First off, let me expunge the first reaction you may be having. This isn’t an apology for me beng too busy to update regularly because I’m out doing things that the internet doesn’t approve of; like having friends who aren’t pixels and talking to girls, (joking! A bit…) This post wasn’t even supposed to be an apology – it was intended to be a huge announcement of the first ever theme month.

This was where I was going to be proud to announce the commencement of…MARVEL MONTH! That’s right, a whole month of me assessing the Marvel movies and the source material they came from. A month of superheroics, kick-ass action, bad guys and saving the world. A whole month of geek awesomeness.

And that’s where I hit just a couple of really small snags.

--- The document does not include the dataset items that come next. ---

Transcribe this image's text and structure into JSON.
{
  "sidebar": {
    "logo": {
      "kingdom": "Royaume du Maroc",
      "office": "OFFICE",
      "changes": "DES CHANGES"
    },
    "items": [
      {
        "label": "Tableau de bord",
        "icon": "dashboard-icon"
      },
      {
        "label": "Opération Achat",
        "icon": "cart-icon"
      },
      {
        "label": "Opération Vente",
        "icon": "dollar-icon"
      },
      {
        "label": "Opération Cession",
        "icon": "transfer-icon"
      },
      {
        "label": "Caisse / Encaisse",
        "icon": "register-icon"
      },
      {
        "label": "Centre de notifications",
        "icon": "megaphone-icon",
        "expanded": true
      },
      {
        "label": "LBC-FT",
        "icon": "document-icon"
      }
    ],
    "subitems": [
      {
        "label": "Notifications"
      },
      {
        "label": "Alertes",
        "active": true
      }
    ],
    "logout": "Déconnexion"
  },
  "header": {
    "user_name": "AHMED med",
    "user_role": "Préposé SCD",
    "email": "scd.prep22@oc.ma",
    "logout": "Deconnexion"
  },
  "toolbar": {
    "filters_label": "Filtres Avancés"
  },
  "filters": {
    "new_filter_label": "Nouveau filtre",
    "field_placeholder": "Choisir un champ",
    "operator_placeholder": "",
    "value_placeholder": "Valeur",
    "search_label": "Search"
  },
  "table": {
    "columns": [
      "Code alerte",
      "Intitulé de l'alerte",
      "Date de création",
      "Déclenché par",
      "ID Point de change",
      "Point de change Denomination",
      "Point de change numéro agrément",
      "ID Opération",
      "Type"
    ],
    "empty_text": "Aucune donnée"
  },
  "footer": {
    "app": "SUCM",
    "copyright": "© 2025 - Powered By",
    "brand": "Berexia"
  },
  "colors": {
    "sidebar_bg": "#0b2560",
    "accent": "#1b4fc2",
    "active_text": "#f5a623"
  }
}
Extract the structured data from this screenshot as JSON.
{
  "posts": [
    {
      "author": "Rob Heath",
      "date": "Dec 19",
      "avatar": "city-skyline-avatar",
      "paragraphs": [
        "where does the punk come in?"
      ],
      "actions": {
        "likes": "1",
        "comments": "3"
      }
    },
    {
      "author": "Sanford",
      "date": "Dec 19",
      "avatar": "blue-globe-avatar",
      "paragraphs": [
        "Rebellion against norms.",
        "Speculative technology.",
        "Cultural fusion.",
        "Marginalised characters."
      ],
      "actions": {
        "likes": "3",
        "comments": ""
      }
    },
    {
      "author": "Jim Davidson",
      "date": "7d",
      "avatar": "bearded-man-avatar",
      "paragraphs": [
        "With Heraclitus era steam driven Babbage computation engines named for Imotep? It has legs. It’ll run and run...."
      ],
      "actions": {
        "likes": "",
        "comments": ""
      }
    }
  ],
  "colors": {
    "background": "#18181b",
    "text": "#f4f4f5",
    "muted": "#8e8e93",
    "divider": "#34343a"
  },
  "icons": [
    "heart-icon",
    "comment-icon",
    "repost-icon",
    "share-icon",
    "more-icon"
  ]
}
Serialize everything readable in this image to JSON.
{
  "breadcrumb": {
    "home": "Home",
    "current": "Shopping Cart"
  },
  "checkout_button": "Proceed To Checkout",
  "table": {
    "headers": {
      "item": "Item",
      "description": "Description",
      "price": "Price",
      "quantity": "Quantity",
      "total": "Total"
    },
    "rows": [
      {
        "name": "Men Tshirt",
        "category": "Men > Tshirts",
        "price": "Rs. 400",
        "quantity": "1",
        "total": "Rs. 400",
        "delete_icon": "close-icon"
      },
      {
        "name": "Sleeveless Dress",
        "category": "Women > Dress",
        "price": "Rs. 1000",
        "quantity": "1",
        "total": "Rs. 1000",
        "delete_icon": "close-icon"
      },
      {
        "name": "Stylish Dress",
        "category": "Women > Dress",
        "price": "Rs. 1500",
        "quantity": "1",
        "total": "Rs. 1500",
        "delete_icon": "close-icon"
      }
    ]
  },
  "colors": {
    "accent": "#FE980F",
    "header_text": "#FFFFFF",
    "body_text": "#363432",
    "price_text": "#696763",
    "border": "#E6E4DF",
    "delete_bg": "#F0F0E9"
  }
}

The first one came when I was looking for which comic should be the first one to be reviewed. It should have been obvious, it really should have been but all I can say is that I was so grateful for getting past The Da Vinci Code I just wasn’t thinking straight. Then it hit me. The first comic I wanted to read has been going since 1963. That is a really long time. Really – a loooooooooooooong time. So, there’s 49 years of comics to read. I can’t do that, nobody can. Not in a week, where I also need to watch the movie!

Then, I hit upon the obvious and simple solution. I don’t need to read it all, because the people who wrote the movie probably didn’t, and if its been going since 1963 the law of averages says that a big chunck of these comics aren’t going to be worth reading. sorry to be harsh, but that just seems to be the way things are.  If you don’t believe me just try to read some of the Batman that was churned out in the 1960’s and try and tell me seriously that it  meets any definition of the word good.

So, this is where I hit my second snag, and to be honest, this one I don’t see a way through, so here’s why I need to apologise. Again. Here we go…

I am not an expert on comics. I read them for a bit but didn’t have the money or the dedication to keep up the habit. But some people do. Some people must have read every comic, are familiar with the mythology of the comics, the lore, the references, the jokes even. Sorry, but that isn’t me.

Here’s what I can do though, and maybe what I should be doing. I’m going to spend the time looking into each character and find the run that helps shape and define the character and then treat that as the source material. If it isn’t the run you would have chosen or the writer you love then, sorry… But surely the success or failure of the film shouldn’t hinge on me having read Journey into Mystery #92. Maybe I’ll get round to it, but in the meantime this is the best way I’ve found.

The more eagle-eyed and comic loving may have picked up on the one or two clues in this article, the first film in ThePageBoy’s is Thor directed by Kenneth Branagh, after a little research I decided on the jaw dropping run by Walt Simonsen Vol1 #337-382.

Right, I’m off. Got comics to read.

Thanks

ThePageBoy

Oh, don’t worry; there will be more jokes in the next column. Promise.